Create a system in the office to record patient complaints. It's better for a practice to try to get a handle on a problem before it makes its way to the plan. And follow up on patients who leave your practice voluntarily. What they tell you may point you to a service problem that you need to address before it gets out of hand.

"All plans do patient surveys," he said. "It's not the quality of the medicine" they are looking for. "It's the quality of the service."

  • Continue to track the accounts of your capitated patients, just as if you were still billing them. For example, if you would have charged $100 for a visit and you received a $10 co-pay from the patient, account for the other $90 in a ledger column for adjustments. At the end of the month, compare that total to the per-member per-month capitated payment you get from the HMO and carry the balance over to the next month. By the end of the year, you will know if your capitation rate is fair, and will have data to take to your next round of negotiations.

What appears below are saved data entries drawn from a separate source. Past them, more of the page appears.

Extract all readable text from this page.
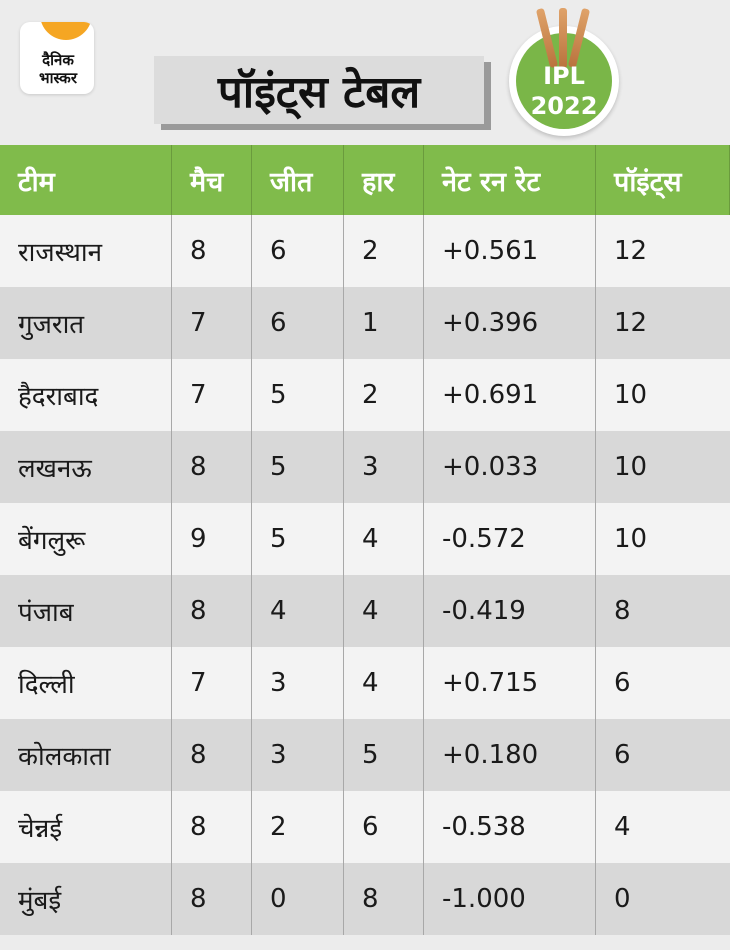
दैनिक
भास्कर	पॉइंट्स टेबल	IPL
2022
टीम	मैच	जीत	हार	नेट रन रेट	पॉइंट्स
राजस्थान	8	6	2	+0.561	12
गुजरात	7	6	1	+0.396	12
हैदराबाद	7	5	2	+0.691	10
लखनऊ	8	5	3	+0.033	10
बेंगलुरू	9	5	4	-0.572	10
पंजाब	8	4	4	-0.419	8
दिल्ली	7	3	4	+0.715	6
कोलकाता	8	3	5	+0.180	6
चेन्नई	8	2	6	-0.538	4
मुंबई	8	0	8	-1.000	0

You can use your superbill to document a capitated patient's visit. This will save you having to create a separate claim form, he said.

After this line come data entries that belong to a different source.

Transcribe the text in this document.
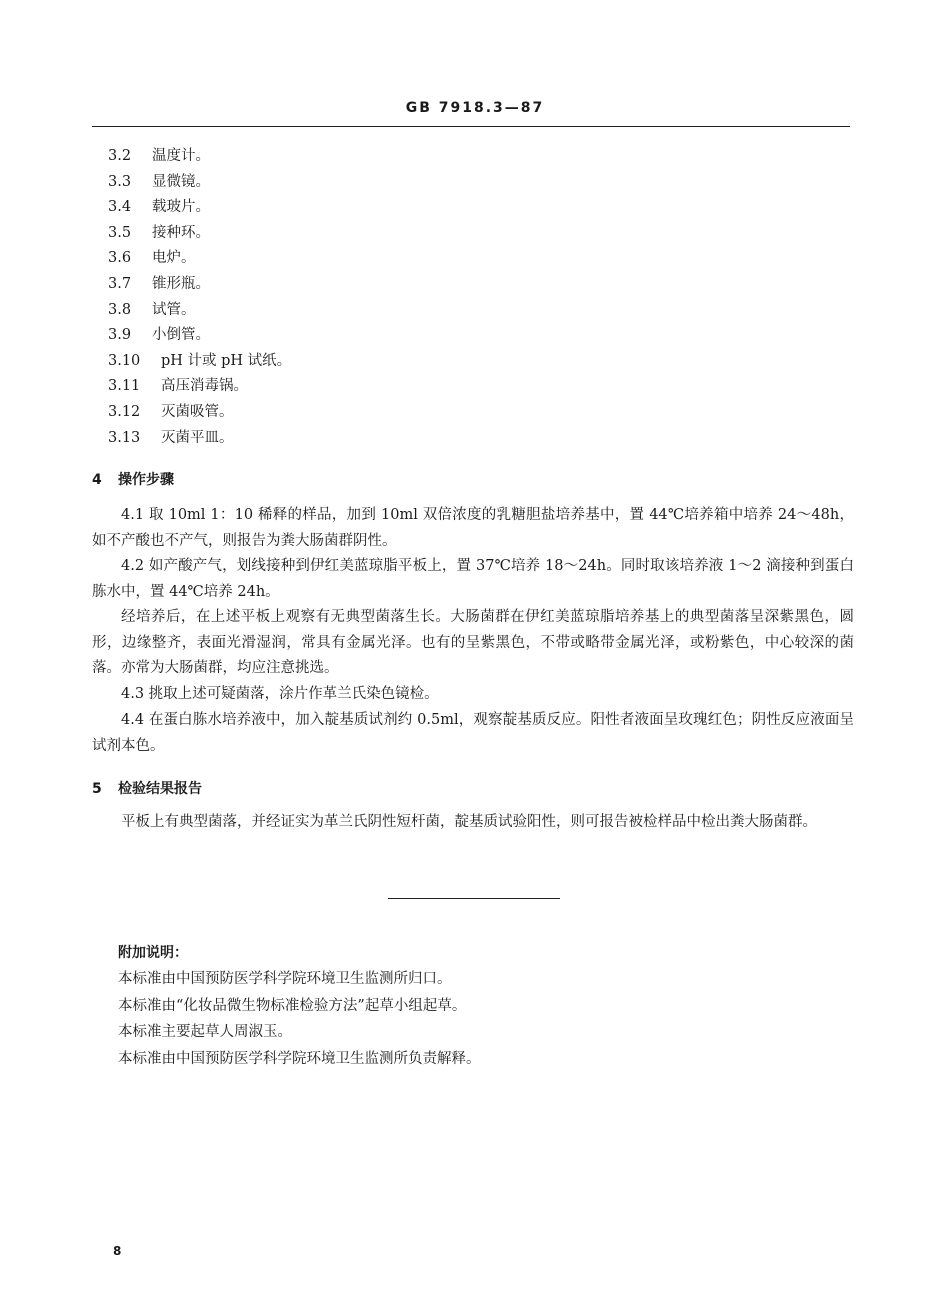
GB 7918.3—87
3.2 温度计。
3.3 显微镜。
3.4 载玻片。
3.5 接种环。
3.6 电炉。
3.7 锥形瓶。
3.8 试管。
3.9 小倒管。
3.10 pH 计或 pH 试纸。
3.11 高压消毒锅。
3.12 灭菌吸管。
3.13 灭菌平皿。
4 操作步骤

4.1 取 10ml 1：10 稀释的样品，加到 10ml 双倍浓度的乳糖胆盐培养基中，置 44℃培养箱中培养 24～48h，如不产酸也不产气，则报告为粪大肠菌群阴性。

4.2 如产酸产气，划线接种到伊红美蓝琼脂平板上，置 37℃培养 18～24h。同时取该培养液 1～2 滴接种到蛋白胨水中，置 44℃培养 24h。

经培养后，在上述平板上观察有无典型菌落生长。大肠菌群在伊红美蓝琼脂培养基上的典型菌落呈深紫黑色，圆形，边缘整齐，表面光滑湿润，常具有金属光泽。也有的呈紫黑色，不带或略带金属光泽，或粉紫色，中心较深的菌落。亦常为大肠菌群，均应注意挑选。

4.3 挑取上述可疑菌落，涂片作革兰氏染色镜检。

4.4 在蛋白胨水培养液中，加入靛基质试剂约 0.5ml，观察靛基质反应。阳性者液面呈玫瑰红色；阴性反应液面呈试剂本色。

5 检验结果报告

平板上有典型菌落，并经证实为革兰氏阴性短杆菌，靛基质试验阳性，则可报告被检样品中检出粪大肠菌群。

附加说明：
本标准由中国预防医学科学院环境卫生监测所归口。
本标准由“化妆品微生物标准检验方法”起草小组起草。
本标准主要起草人周淑玉。
本标准由中国预防医学科学院环境卫生监测所负责解释。
8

  • Recalculate your physician income formulas. If you have been struggling with how to determine doctors' compensation under managed care, Mr. Conomikes suggests income-sharing formulas for the managed care portion of a practice that are based on production rather than on compensation. Base the formula on "patients seen" rather than on "visits."
  • Develop in-house expertise. Name one physician in your group "Dr. Managed Care" and educate him. Designate one staff person, also, to be responsible for maintaining the managed care contract files, including updates and reviewing withholds. Make that person responsible for communicating changes to all the staff.

Don't forget to have all contracts reviewed by someone who knows something about managed care contracts. Some local medical societies have collected information about plans' typical contracts.

  • Don't put all your eggs in one basket. Mr. Conomikes said he considers it risky business in today's volatile economy to allow one HMO to dominate your practice. "I'm totally opposed to plans that say, 'Join us and no one else.' " He recommends you say no to that kind of contract; chances are the plan is more desperate for you than you are for its patients. If you are nervous about a new plan that wants you to join, try to get a discounted fee-for-service contract before taking on capitation. Or set a low ceiling on the number of new patients you would accept from that plan.
  • "Hug your primary care physicians." That is, if you are a subspecialist, Mr. Conomikes said. Survey your referral sources now to find out which plans they are part of or are planning to join. Follow them.